Our paper also features a chapter on how we need to move forward to truly advance networks as causal systems, with a focus on experimental manipulations and mechanistic explanations:
If insomnia → fatigue is the true model underlying the observed correlation between insomnia and fatigue, intervening on insomnia should reduce subsequent fatigue. In contrast, this intervention will not be successful if a common cause underlies the two symptoms, in which case only intervening on the common cause will successfully cure both symptoms.
4.3 The good old within vs between debate
Both papers also highlight, in different levels of detail, that between-person and within-person analyses are different and answer different questions. Some of the reviewers of our paper argued strongly against between-person network research in general, but we do not agree here, a point we make repeatedly in the paper. Both views are interesting and valid, but we should only draw conclusions that can be supported by the data.
5. Ways forward
In our paper, we discuss possibilities to develop network theory for other mental disorders that have not been investigated so far, and end with a call for action for both methodologists and researchers. Methodologists can advance the field by looking into (1) confirmatory network modeling, (2) network mixture models, (3) the statistical comparison of latent variable models to network models, (4) network a priori power analysis 4, and (5) more non-technical tutorial papers. Clinical researchers can look into (1) development of network theory for different disorders, (2) collecting data that can be readily analyzed using network approaches (we don’t quite think about this enough before collecting data), (3) and always testing and reporting stability and accuracy which is necessary for drawing inferences about replicability.
GPvO end with a call for (1) more transdiagnostic research, (2) proper replication studies, (3) more cautionary interpretation of network studies in general, and (4) focused assessment of experience sampling methodology to collect time-series data.
Here comes a last final concluding sentence, I guess. But since I don’t expect anyone to read this far, I will just skip it 😉5.
» Guloksuz, S., Pries, L.-K., & Van Os, J. (in print). Application of network methods for understanding mental disorders: pitfalls and promise. Psychological Medicine, 1–10. 10.1017/S0033291717001350. (PDF)
» Fried, E. I., & Cramer, A. O. J. (in print). Moving Forward: Challenges and Directions for Psychopathological Network Theory and Methodology. Perspectives on Psychological Science. 1-22. DOI 10.1177/174569161770589. (PDF)
- In German we say “The donkey refers to himself first” for such a sentence, but here this is just author order, not me being incredibly impolite ;).
- This is great news, seeing that a student of mine has been working on exactly this project for over half a year, and we’re ready to submit the paper soon!

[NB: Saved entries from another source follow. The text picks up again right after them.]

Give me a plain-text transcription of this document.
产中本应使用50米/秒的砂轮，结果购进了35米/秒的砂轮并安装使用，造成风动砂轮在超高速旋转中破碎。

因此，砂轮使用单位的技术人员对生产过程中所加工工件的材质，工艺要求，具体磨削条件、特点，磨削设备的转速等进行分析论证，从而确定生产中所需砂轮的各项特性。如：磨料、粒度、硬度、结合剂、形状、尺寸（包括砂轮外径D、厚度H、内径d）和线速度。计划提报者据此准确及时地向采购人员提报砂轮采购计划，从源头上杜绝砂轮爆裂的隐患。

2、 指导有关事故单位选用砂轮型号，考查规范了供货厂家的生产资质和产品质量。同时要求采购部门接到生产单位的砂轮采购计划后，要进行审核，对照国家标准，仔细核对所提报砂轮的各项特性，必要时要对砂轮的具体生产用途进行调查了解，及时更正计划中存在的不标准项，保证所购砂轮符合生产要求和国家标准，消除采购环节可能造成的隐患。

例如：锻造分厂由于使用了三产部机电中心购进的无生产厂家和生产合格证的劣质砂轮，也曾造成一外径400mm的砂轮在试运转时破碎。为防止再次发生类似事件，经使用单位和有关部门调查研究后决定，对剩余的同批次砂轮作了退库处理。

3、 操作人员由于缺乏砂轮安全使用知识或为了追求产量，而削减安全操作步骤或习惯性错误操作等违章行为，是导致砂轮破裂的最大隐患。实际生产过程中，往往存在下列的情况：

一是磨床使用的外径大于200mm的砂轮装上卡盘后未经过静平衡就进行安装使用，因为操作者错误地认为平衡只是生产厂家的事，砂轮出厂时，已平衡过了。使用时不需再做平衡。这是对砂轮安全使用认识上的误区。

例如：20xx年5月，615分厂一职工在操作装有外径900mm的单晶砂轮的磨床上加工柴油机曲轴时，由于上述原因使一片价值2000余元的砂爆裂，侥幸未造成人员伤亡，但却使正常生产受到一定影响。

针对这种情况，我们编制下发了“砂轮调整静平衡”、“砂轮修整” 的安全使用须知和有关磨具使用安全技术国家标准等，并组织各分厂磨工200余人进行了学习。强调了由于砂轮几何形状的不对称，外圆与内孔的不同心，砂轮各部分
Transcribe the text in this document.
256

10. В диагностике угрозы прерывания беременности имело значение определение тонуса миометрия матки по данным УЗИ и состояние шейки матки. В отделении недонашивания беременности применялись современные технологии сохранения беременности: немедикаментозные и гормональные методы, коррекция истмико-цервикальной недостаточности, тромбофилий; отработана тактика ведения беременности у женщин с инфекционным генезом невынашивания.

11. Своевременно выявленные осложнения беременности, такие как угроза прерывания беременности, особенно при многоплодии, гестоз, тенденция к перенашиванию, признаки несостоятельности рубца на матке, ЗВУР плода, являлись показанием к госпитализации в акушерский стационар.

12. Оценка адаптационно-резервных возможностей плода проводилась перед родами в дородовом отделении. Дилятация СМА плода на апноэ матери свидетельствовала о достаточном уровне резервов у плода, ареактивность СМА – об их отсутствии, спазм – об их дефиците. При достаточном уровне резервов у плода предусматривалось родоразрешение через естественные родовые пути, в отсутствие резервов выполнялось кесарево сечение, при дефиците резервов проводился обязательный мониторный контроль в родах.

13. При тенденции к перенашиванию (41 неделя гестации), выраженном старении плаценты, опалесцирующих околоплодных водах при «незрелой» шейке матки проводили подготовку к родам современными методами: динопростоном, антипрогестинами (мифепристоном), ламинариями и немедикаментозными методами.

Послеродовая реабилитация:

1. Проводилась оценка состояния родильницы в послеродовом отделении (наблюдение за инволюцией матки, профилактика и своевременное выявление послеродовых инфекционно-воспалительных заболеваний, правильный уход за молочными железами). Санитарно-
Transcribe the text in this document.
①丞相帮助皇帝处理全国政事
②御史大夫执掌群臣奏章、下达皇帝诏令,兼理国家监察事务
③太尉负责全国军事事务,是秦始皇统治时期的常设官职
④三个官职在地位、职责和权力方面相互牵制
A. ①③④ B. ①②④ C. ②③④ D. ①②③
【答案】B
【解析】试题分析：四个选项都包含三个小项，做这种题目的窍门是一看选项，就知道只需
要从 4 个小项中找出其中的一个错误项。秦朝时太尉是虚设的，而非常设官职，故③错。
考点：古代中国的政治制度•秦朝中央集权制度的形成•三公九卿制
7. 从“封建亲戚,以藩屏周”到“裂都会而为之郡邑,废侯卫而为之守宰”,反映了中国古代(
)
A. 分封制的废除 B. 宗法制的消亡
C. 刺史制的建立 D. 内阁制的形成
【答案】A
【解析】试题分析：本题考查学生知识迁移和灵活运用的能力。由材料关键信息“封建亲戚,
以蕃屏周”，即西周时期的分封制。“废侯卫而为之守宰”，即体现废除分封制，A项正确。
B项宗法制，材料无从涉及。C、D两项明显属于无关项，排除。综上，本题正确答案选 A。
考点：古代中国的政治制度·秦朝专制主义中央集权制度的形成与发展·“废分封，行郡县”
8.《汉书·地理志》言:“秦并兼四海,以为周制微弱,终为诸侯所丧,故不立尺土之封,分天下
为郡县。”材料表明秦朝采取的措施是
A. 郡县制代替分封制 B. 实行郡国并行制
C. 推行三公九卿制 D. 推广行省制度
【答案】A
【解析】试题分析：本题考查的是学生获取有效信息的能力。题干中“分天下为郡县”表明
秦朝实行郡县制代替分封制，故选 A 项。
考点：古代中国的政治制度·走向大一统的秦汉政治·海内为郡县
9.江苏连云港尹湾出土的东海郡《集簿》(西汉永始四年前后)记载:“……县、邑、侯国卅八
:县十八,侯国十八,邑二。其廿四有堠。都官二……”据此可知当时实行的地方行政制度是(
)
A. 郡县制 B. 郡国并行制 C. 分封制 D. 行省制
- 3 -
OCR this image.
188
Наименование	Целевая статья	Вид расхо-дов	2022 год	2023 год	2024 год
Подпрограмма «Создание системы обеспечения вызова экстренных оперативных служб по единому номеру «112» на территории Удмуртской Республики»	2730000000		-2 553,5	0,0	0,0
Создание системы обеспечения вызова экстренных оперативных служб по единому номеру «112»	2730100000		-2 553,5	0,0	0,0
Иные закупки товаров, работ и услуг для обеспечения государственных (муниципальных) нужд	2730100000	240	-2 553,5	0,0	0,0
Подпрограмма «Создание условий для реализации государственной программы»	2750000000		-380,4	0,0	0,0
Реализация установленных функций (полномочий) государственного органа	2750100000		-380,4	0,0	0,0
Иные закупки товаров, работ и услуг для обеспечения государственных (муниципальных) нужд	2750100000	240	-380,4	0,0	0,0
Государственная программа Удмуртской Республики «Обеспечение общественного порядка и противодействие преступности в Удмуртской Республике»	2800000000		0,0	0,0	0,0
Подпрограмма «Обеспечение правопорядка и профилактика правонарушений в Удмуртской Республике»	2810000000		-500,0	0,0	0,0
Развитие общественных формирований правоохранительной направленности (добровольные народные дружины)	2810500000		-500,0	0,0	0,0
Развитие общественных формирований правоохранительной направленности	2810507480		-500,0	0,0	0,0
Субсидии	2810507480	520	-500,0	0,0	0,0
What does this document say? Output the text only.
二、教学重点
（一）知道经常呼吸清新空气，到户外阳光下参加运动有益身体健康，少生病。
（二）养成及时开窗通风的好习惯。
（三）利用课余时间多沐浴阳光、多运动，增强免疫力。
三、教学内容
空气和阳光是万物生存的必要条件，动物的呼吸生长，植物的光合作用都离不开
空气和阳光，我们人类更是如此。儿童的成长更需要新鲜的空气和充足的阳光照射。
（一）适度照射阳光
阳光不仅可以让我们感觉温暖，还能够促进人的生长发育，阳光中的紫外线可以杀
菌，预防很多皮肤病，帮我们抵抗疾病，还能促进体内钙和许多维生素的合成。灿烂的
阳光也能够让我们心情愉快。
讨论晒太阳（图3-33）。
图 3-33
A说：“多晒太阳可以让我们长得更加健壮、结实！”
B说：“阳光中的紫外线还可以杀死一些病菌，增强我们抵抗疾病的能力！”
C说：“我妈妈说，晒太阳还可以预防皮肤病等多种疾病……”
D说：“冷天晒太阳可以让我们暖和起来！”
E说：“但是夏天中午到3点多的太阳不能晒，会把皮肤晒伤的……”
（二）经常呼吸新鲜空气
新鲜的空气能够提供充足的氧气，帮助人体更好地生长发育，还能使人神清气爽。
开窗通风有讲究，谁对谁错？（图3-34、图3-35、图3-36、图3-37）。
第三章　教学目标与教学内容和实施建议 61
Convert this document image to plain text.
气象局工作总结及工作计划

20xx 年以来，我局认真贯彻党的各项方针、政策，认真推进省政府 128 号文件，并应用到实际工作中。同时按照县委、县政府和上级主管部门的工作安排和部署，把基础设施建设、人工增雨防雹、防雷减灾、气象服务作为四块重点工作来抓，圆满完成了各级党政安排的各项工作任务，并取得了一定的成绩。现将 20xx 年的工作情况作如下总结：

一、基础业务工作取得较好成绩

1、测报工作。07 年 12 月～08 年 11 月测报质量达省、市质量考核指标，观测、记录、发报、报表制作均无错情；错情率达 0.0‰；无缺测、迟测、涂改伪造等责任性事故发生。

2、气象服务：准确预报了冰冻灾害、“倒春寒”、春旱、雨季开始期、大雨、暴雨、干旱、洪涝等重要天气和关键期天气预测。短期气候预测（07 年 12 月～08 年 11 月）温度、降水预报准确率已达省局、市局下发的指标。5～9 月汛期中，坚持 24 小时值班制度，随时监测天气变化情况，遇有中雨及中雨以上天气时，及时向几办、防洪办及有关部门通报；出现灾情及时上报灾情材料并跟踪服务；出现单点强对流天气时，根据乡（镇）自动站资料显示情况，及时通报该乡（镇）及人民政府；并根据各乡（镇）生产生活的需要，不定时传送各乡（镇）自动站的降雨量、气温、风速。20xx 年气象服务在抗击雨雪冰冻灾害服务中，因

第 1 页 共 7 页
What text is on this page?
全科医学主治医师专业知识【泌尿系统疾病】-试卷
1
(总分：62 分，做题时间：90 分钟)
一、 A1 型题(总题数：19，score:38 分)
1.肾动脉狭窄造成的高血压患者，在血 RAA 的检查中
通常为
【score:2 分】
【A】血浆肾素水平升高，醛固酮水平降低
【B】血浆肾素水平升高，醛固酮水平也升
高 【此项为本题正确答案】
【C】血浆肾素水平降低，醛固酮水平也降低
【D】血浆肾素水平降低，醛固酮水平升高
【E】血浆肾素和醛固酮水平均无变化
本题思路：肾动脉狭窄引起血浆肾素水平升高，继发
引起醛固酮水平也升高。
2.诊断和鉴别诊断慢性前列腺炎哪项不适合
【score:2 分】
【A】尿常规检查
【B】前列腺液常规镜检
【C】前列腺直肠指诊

- I have actually empirically investigated this in several papers, and combining depression symptoms opposites is not justified due to their differential associations with numerous outcome variables such as impairment of functioning (paper1, paper2, paper3).
- Sacha Epskamp tackled this challenge of a priori power analysis in our tutorial paper on network stability and accuracy after Angelique’s and my challenges paper was accepted at Perspectives, so unfortunately we could not discuss this in the challenges paper.
- And for the one person who actually read all of this: talk to me at the next conference, I’ll buy you an icecream!